La rencontre entre le réalisateur et l'auteur des Vestiges du jour –porté à l'écran par James Ivory en 1993– donne un conte cruel, surpenant par une noirceur ne laissant aucun répit au spectateur.

Dépourvu d'effets spéciaux

Bien que l'action se déroule dans une Angleterre au look vieillot, univers parallèle au nôtre, le Japon plane sur des personnages qui se résignent à n'être que de simples pions dans une société où le clonage est devenu possible.

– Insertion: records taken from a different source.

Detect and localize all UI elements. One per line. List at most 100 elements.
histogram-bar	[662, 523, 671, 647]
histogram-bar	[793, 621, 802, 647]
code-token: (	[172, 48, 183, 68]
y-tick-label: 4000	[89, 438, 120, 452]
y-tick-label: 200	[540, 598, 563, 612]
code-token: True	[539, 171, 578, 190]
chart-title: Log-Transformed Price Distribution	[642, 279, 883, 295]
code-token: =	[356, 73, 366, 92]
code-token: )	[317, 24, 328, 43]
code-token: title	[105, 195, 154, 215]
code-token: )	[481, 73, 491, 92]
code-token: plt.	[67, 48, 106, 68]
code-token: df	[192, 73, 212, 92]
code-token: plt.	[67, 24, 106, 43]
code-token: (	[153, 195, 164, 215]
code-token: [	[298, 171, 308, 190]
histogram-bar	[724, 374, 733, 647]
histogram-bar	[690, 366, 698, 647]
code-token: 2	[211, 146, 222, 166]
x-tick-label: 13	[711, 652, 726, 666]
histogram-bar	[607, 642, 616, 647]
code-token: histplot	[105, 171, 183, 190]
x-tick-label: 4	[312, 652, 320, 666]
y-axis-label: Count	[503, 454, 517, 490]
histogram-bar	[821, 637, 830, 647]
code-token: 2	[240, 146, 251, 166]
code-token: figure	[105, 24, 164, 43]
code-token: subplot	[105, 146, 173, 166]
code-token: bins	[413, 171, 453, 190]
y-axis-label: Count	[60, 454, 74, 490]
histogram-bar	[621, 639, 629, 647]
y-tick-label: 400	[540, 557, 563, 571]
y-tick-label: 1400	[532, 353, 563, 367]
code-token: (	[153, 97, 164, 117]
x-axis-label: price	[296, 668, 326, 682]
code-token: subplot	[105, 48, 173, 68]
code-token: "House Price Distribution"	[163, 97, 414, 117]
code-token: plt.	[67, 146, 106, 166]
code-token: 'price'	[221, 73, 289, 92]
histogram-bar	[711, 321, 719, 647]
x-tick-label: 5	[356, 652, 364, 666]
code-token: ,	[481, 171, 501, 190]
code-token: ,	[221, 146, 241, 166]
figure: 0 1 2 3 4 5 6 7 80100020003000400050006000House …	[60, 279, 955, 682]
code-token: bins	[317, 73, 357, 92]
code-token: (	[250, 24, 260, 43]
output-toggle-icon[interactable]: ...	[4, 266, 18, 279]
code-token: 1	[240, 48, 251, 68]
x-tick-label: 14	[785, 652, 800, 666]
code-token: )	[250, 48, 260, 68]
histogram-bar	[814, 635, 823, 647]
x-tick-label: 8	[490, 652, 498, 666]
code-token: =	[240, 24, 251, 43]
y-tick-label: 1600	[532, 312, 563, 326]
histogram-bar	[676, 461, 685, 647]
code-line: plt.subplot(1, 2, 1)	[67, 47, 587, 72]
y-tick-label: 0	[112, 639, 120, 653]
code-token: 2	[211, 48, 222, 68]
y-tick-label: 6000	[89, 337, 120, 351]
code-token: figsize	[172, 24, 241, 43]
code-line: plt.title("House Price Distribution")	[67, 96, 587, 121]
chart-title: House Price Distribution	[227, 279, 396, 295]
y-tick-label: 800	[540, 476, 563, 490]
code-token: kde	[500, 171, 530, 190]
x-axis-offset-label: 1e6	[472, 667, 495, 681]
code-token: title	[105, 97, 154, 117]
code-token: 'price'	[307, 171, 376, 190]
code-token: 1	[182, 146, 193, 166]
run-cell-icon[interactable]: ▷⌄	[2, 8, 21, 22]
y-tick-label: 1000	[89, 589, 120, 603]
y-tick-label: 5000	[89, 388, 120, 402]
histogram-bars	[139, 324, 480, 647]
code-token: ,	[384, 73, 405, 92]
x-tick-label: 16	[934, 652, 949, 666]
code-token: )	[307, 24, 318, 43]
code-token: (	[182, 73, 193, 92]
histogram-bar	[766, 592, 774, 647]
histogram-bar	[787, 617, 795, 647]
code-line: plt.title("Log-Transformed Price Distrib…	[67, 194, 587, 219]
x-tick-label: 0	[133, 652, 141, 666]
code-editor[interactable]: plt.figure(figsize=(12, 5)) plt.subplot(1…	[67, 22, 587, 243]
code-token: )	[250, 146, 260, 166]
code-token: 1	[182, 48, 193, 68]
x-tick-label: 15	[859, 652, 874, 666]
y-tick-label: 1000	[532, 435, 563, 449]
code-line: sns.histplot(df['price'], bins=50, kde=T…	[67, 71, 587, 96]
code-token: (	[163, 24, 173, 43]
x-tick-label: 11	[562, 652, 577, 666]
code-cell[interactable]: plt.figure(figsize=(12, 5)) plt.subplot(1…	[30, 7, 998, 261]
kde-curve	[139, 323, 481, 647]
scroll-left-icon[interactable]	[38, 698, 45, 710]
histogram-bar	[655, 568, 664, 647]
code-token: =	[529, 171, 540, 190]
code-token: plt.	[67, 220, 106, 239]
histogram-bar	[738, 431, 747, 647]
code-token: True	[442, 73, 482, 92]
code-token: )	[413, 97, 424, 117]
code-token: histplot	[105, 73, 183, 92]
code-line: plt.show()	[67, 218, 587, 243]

Ce film de science-fiction sans effets spéciaux détaille la belle histoire d'amour d'êtres qui se savent condamnés et pose une question angoissante : l'intensité de la vie peut-elle et doit-elle se mesurer à sa durée? Conte philosophique, fable tragique et récit romantique s'entremêlent pour livrer une réponse glaçante.

Trois stars en devenir

Pour incarner ses héros, Mark Romanek a réuni un trio au charisme ravageur. Keira Knightley (Pirates des Caraïbes), Carey Mulligan (Une éducation) et Andrew Garfield (le nouveau Spider-Man) sont les atouts majeurs d'un cinéaste qui laisse éclore les émotions sans les surligner. Si Never Let Me Go n'a rien d'une expérience très agréable, ce film fait du bien en nous remuant en profondeur.